第71話 相手が泣くまで怒る男

外来のある日は心身ともにボロボロになる。


20人ほどの予約患者をおおむね4時間でなくてはならない。

もう無念無想の境地に入る。


しかし、イレギュラーな事は起こりがちだ。



次の患者、加茂川かもがわさんの電子カルテのコメント欄に「いそいでます」とある。

分かった、50秒で済ませよう。

そう思って診察室に呼び入れた。


「待つのはいいんですよ。でも何で後から来た人が先になるんですか!」


加茂川さんは怒っていた。


そう言われれば心当たりはある。

外来ナースが代わってから患者一覧の並びがランダムになっているような気がする。

到着時刻が先の人が後になったり、後の人が先になったり。


この順番というのが大切で、外来では絶対に間違えてはならない。


予約時刻が早い人が先。

同時刻の中では早く到着した人が先。


予約時刻に遅れてきた人は後。

でも1番後というわけではない。

たとえば、10時予約なのに10時17分に到着した患者の場合。

10時30分予約の何人かの中で早い順に並べ替える。


予約なしで来た患者の場合。

全部の予約患者がんでから診察することになる。

ただし、予約患者が途切れたり、予定より早いペースになった場合は、その時点で診察室に入ってもらう。

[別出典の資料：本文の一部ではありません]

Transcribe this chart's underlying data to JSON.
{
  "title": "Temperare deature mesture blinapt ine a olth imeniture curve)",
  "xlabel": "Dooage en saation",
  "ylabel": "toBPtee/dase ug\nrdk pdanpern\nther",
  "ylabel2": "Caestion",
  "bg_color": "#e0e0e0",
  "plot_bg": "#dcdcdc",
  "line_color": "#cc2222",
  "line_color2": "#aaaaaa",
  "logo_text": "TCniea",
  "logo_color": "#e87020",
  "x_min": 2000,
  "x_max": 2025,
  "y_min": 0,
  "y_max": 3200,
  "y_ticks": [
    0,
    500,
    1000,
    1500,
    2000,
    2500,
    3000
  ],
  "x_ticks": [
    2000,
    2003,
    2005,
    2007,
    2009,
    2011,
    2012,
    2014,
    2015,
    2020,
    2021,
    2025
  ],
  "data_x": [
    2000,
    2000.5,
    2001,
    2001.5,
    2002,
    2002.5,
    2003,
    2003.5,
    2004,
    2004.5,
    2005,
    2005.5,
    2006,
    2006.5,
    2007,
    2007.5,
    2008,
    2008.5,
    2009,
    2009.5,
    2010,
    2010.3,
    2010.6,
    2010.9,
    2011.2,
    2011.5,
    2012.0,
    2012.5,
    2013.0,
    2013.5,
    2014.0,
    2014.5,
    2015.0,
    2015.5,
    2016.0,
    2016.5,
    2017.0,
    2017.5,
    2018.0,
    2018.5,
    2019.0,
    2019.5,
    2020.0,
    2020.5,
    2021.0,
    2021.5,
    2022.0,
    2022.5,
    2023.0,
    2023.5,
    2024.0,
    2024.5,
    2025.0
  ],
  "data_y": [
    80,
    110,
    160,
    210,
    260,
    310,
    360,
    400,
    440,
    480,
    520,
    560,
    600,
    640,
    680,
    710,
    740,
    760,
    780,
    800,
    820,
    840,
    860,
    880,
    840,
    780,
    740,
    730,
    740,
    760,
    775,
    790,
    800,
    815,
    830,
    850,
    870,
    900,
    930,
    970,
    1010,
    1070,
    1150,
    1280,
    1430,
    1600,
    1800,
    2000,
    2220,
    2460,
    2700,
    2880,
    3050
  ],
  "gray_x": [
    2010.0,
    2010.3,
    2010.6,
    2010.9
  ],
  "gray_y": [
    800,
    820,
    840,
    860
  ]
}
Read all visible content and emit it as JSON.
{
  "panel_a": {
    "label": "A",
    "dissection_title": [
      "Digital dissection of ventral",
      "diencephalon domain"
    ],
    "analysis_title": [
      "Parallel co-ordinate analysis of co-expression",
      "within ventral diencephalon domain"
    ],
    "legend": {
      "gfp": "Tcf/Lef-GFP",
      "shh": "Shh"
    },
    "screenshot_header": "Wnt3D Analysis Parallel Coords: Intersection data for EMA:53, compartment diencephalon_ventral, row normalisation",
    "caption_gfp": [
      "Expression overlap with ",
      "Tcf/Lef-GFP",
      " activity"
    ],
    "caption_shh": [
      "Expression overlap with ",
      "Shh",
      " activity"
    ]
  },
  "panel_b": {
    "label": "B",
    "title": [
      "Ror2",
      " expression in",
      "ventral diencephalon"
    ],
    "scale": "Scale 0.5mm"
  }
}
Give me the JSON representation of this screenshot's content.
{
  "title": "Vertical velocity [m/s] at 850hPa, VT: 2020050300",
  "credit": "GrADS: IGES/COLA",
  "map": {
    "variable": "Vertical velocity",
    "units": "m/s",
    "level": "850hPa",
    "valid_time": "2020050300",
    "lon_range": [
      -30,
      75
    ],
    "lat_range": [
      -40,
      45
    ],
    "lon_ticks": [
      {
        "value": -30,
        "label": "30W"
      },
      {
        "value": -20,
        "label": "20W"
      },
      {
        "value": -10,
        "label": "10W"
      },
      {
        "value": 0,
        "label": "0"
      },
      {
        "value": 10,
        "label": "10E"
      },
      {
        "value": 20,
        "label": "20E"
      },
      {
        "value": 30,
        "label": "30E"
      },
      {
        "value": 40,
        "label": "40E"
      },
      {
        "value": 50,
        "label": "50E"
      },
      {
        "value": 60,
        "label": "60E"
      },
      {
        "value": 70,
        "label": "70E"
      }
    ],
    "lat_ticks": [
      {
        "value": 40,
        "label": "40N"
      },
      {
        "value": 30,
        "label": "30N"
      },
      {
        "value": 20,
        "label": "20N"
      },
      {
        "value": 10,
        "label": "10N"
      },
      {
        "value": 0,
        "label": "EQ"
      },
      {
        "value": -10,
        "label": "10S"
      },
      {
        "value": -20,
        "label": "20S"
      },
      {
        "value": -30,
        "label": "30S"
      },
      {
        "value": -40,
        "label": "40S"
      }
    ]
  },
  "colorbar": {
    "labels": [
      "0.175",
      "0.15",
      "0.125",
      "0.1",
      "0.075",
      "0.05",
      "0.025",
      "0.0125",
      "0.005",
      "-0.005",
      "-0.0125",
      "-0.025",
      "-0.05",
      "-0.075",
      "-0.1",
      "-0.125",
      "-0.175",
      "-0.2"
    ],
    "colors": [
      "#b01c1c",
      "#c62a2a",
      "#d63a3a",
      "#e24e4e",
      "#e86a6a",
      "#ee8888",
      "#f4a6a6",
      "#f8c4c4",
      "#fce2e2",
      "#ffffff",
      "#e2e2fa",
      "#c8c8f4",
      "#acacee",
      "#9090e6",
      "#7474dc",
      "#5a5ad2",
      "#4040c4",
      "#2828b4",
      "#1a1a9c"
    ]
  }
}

とはいえ、診察しながらそんな事を考えられるはずもない。

外来ナースが並べたリストの上から順に機械的に患者を呼び出す。

だから受付の外来ナースの役割が大切だ。


キチンとしたルールが守られるなら少々待たされても患者は我慢する。

でも理不尽なことがあれば怒る人がいても当然だ。


前からおかしいと思っていたけど、やっぱりランダムの並びが諸悪の根源だったのだ。


「確かに順番を飛ばされたら誰でも腹が立ちますよね」

「そうなんですよ」

「ちょっと、僕が受付に言ってきましょう」


オレは診察中であるにもかかわらず、受付まで歩いて行った。


「あのね、ルール通りに患者さんの順番を並べないとトラブルのもとになるから」

「すみません」

「『急いでます』ではなくてね。加茂川さんが怒るのも当然じゃないかな」


できるだけ穏やかに言ったつもりだ。



診察室に戻って加茂川さんに声をかけた。


「お待たせしました。受付に言っておきましたよ」

「どうもすみません」

「もうね、泣くまで怒ったんで次から間違えないでしょう」


加茂川さんは苦笑いして診察室を出ていった。


オレが外来のある日はボロボロになるのも無理はない、と思う。